A girl coasts down a hill on a sled, reaching

level ground at the bottom with a speed of
7.0 m/s. The coefficient of kinetic friction
between the sled’s runners and the hard, icy
snow is 0.054, and the girl and sled together
weigh 749 N.
The acceleration of gravity is 9.81 m/s
2
.
How far does the sled travel on the level
ground before coming to a rest?

To find the distance that the sled travels on the level ground before coming to a rest, we need to calculate the deceleration caused by the kinetic friction between the sled's runners and the snow.
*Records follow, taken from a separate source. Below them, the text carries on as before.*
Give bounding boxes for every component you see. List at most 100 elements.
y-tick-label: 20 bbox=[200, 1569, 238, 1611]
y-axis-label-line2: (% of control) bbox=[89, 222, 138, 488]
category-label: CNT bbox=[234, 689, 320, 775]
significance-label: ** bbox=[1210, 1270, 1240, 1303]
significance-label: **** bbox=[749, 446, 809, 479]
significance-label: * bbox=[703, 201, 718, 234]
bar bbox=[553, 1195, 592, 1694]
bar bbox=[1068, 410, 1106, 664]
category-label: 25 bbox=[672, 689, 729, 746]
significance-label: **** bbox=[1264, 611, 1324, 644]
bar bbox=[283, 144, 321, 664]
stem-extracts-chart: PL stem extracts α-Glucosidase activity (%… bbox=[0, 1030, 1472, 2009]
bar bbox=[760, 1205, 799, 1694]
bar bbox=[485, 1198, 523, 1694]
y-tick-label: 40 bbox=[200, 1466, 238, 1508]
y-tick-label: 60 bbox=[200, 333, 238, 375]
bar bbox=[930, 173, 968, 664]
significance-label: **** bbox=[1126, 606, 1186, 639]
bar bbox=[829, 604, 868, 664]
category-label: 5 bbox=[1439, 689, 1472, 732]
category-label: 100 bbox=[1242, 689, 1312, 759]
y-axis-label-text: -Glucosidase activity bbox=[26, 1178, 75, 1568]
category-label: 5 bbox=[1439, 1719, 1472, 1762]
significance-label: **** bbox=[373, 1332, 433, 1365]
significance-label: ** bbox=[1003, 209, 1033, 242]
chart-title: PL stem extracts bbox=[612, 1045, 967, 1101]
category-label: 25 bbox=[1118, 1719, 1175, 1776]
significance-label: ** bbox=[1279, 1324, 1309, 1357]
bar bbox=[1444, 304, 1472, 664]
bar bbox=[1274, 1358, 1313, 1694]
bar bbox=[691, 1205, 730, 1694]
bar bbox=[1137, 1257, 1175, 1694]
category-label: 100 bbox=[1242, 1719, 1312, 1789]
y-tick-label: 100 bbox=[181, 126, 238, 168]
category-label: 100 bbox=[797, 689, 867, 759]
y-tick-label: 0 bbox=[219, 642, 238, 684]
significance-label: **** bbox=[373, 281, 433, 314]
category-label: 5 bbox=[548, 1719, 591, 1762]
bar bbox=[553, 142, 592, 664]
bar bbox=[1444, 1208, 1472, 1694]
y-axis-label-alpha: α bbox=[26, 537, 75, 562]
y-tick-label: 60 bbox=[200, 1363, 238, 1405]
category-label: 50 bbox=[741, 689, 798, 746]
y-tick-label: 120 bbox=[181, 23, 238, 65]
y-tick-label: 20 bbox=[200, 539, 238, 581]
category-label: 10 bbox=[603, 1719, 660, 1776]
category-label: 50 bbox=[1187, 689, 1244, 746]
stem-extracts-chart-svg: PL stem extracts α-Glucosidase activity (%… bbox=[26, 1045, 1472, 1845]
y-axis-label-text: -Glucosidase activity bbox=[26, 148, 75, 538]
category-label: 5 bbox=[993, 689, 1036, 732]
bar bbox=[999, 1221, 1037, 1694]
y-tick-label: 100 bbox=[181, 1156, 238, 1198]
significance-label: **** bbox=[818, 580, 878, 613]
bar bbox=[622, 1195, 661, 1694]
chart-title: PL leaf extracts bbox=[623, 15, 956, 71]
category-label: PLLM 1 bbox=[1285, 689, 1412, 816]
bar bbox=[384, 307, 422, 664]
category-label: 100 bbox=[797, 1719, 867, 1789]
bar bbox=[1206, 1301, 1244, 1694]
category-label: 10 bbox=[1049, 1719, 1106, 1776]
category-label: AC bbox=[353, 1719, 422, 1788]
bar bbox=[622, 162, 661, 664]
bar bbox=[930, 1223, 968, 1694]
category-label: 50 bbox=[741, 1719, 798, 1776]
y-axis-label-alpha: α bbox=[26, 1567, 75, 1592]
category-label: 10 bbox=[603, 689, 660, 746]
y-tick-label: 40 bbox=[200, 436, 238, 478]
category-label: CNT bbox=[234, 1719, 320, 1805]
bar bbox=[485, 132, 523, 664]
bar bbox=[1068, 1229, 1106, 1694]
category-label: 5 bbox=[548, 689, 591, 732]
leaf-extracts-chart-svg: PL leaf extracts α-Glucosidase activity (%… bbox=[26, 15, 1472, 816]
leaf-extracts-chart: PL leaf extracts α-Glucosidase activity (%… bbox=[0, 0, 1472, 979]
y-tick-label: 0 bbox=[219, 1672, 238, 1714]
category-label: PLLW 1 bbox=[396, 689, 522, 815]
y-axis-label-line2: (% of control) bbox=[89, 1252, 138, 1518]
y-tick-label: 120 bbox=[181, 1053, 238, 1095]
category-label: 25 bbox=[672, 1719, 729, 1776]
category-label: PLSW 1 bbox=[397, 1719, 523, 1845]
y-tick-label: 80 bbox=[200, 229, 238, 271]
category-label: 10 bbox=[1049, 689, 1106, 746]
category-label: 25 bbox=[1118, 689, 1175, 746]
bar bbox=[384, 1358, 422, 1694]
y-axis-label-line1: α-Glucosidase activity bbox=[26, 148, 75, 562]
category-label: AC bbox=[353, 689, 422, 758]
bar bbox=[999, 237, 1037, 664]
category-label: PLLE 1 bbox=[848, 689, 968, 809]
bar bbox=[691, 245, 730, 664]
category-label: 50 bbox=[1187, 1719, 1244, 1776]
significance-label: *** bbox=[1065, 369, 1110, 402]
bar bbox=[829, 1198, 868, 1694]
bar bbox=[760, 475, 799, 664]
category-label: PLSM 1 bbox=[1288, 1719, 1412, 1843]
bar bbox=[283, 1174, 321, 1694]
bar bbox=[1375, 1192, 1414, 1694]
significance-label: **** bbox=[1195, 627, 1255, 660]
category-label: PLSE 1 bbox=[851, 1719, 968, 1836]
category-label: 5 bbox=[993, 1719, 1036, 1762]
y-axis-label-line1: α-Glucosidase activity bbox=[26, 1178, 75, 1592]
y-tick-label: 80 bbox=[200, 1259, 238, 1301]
First, let's calculate the force of kinetic friction using the formula:
Frictional force = coefficient of kinetic friction * normal force

The normal force is equal to the weight of the girl and sled, which is given as 749 N.

Frictional force = 0.054 * 749 N
Frictional force = 40.446 N

Next, let's calculate the deceleration caused by the kinetic friction using Newton's second law:
Frictional force = mass * acceleration

The mass of the girl and sled can be found using the weight and acceleration due to gravity:
Weight = mass * acceleration due to gravity

749 N = mass * 9.81 m/s^2

Solving for mass:
mass = 749 N / 9.81 m/s^2
mass ≈ 76.38 kg

Now we can substitute the values into the equation:
40.446 N = 76.38 kg * acceleration

Solving for acceleration:
acceleration = 40.446 N / 76.38 kg
acceleration ≈ 0.529 m/s^2

Finally, we can use the kinematic equation to find the distance traveled by the sled:
v^2 = u^2 + 2as

Where:
v = final velocity (0 m/s, as the sled comes to rest)
u = initial velocity (7.0 m/s)
a = acceleration (-0.529 m/s^2)
s = distance traveled (to be calculated)

Rearranging the equation:
s = (v^2 - u^2) / (2a)

Plug in the values:
s = (0^2 - 7.0^2) / (2 * (-0.529))
s ≈ 49.82 m

Therefore, the sled travels approximately 49.82 meters on the level ground before coming to a rest.